"Dangling" commits are normal even in a healthy repository: they are the tip of a set of unreachable commits, and generally arise from things like git rebase
or git commit --amend
(which deliberately abandon one or more "old" commits in favor of the "new and improved" copy or copies). However, in a faulty repository, some of these dangling commits—and other commits reachable "behind" them—might be ones you can and would want to recover.
The missing commit is a more serious problem. Given that only one such is shown, and exactly one reference, the branch data-8989
, is invalid, it's likely that the missing commit is the one that was the tip commit of data-8989
. In this case, one (but only one) of the dangling commits may be some commit further back in that chain.

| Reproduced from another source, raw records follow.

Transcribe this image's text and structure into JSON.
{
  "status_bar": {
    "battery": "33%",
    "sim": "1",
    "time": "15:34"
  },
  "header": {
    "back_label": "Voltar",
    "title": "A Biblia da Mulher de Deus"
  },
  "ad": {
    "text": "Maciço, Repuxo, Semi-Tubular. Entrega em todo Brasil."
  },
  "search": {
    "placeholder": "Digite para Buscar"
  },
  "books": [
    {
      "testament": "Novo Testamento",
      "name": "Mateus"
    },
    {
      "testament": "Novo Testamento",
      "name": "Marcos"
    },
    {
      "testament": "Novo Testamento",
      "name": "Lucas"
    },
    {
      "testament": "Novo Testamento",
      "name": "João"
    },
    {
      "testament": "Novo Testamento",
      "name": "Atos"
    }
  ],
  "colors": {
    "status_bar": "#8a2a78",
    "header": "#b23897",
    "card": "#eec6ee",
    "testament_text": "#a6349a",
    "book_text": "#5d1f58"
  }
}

Expressed visually, a normal graph might look something like this:
o--o--o <-- feature
/ \
...--o--o--o------o--*--o <-- branch1
\
o--o-----------o <-- branch2
\
o----o--o <-- branch3
where each o
represents a commit. Each commit "points back" to its immediate parent commit, or, in the case of the merge commit (marked *
), points back to two parents, namely the two commits that were merged. The names, feature
and branch1
and so on, are how Git finds the tip of the branch. Once Git has this tip commit, Git uses the internal backward-pointing arrows to find their parent commit(s), and then uses the parents to find the grandparent commits, and so on.
Running git fsck
simply makes sure that all commits in the repository can be found (reached) this way. It's normal for some not to be. For instance, we might decide that branch3
is terrible and simply erase the label, i.e., delete the branch. The three commits that are only reachable from branch3
are now abandoned. The tip is "dangling" and the other two, Git doesn't bother mentioning.

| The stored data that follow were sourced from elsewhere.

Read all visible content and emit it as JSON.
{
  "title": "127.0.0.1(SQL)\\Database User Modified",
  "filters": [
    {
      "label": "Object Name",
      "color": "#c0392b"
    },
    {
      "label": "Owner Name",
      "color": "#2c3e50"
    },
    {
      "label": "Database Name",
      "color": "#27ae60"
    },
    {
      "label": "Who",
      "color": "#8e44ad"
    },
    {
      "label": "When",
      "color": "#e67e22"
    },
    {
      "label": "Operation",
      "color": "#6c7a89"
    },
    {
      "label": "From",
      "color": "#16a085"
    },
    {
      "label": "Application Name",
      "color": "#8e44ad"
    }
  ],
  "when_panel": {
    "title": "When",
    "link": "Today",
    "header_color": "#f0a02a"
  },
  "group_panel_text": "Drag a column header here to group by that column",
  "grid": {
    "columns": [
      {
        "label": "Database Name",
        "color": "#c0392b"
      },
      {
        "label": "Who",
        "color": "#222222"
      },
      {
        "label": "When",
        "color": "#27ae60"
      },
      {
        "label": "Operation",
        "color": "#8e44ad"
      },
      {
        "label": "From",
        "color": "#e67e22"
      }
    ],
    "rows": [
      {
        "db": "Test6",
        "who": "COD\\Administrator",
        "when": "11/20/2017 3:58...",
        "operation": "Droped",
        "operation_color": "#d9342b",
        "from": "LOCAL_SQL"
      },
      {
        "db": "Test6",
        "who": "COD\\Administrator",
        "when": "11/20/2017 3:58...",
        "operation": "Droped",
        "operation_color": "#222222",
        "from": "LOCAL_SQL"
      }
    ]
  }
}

Note that a branch tip commit need not be the end of the chain. It's just treated as if it were the last one, whenever you start at that tip. This is the case for feature
, for instance. Git does not—can not, at least not easily—look forward along a chain, because all of Git's internal arrows connecting commits go backwards only, from child to parent. (This is a major part of why git fsck
is relatively slow: it has to do a whole lot of work to, in effect, reverse the internal arrows.) It's easy to start from the tip of branch1
, work backwards, find the merge, work back-and-up, and find that you have the tip commit of feature
. It's hard to go the other way. Git therefore normally works backwards.
Now, when a repository gets damaged, we may lose the labels themselves, or we might lose some commits or other internal objects (there are four object types total but we'll concentrate on just the commits here). The ones most likely to be damaged are the most recently created (for objects) or updated (for labels). This is because, once created, no object is ever changed.1 Computer crashes tend to lose or corrupt recently-touched files, rather than older less-active files.

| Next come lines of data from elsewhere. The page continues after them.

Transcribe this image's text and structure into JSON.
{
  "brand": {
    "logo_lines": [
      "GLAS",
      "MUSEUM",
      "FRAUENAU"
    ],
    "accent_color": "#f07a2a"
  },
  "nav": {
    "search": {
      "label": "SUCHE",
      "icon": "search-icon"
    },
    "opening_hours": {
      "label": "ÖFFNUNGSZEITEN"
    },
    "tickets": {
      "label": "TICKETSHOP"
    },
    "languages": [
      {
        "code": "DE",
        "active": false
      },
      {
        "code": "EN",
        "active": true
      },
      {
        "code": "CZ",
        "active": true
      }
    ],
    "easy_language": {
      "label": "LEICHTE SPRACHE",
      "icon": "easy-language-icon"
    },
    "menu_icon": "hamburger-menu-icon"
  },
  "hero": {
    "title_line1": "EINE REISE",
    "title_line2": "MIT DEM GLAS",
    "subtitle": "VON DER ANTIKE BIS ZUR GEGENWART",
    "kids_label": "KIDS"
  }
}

Consider what happens if we lose, not the name branch2
, but its tip commit:
o--o--o <-- feature
/ \
...--o--o--o------o--*--o <-- branch1
\
o--o ? <-- branch2
\
o----o--o <-- branch3
In this case we'll get a complaint that there is a missing commit, because the name branch2
says "find commit 1234567" or whatever, and it's not there. It's the one we lost.
We won't get any dangling commits, though, because the parent commit of branch2
was also on branch3
. Now that commit is only on branch3
, rather than being on both branches, because the outgoing backwards arrow is part of the commit that we lost.
If we lose the tip of branch1
we do get a dangling commit:
o--o--o <-- feature
/ \
...--o--o--o------o--* ? <-- branch1
\
o--o-----------o <-- branch2
\
o----o--o <-- branch3
The merge commit *
no longer has any way to be found, so it's "dangling". One of its parents can be found under the name feature
, and the other can be found if we restore the merge commit itself, but if we don't, and we let Git garbage-collect the unreachable commits, the graph strips down to this:
o--o--o <-- feature
/
...--o--o--o ? <-- branch1
\
o--o-----------o <-- branch2
\
o----o--o <-- branch3
Thus, given a damaged repository, if you don't have backups or other clones from which to recover "missing" items, it's wise to stop modifying it (don't add anything to it) and to run git fsck --lost-found
to make Git save any "dangling" commits into .git/lost-found/commit/
. You can then look at these (using git log
by hash ID) to see if they are valuable. Git will also save unreachable blobs (files) into .git/lost-found/other/
; you can look at the files' contents directly there with any file-viewer, and recover some lost files that way.
Your best bet, though, is to have another clone (or proper backups).
1But objects can get packed or repacked, which touches the way they are stored, so this is not a hard-and-fast rule.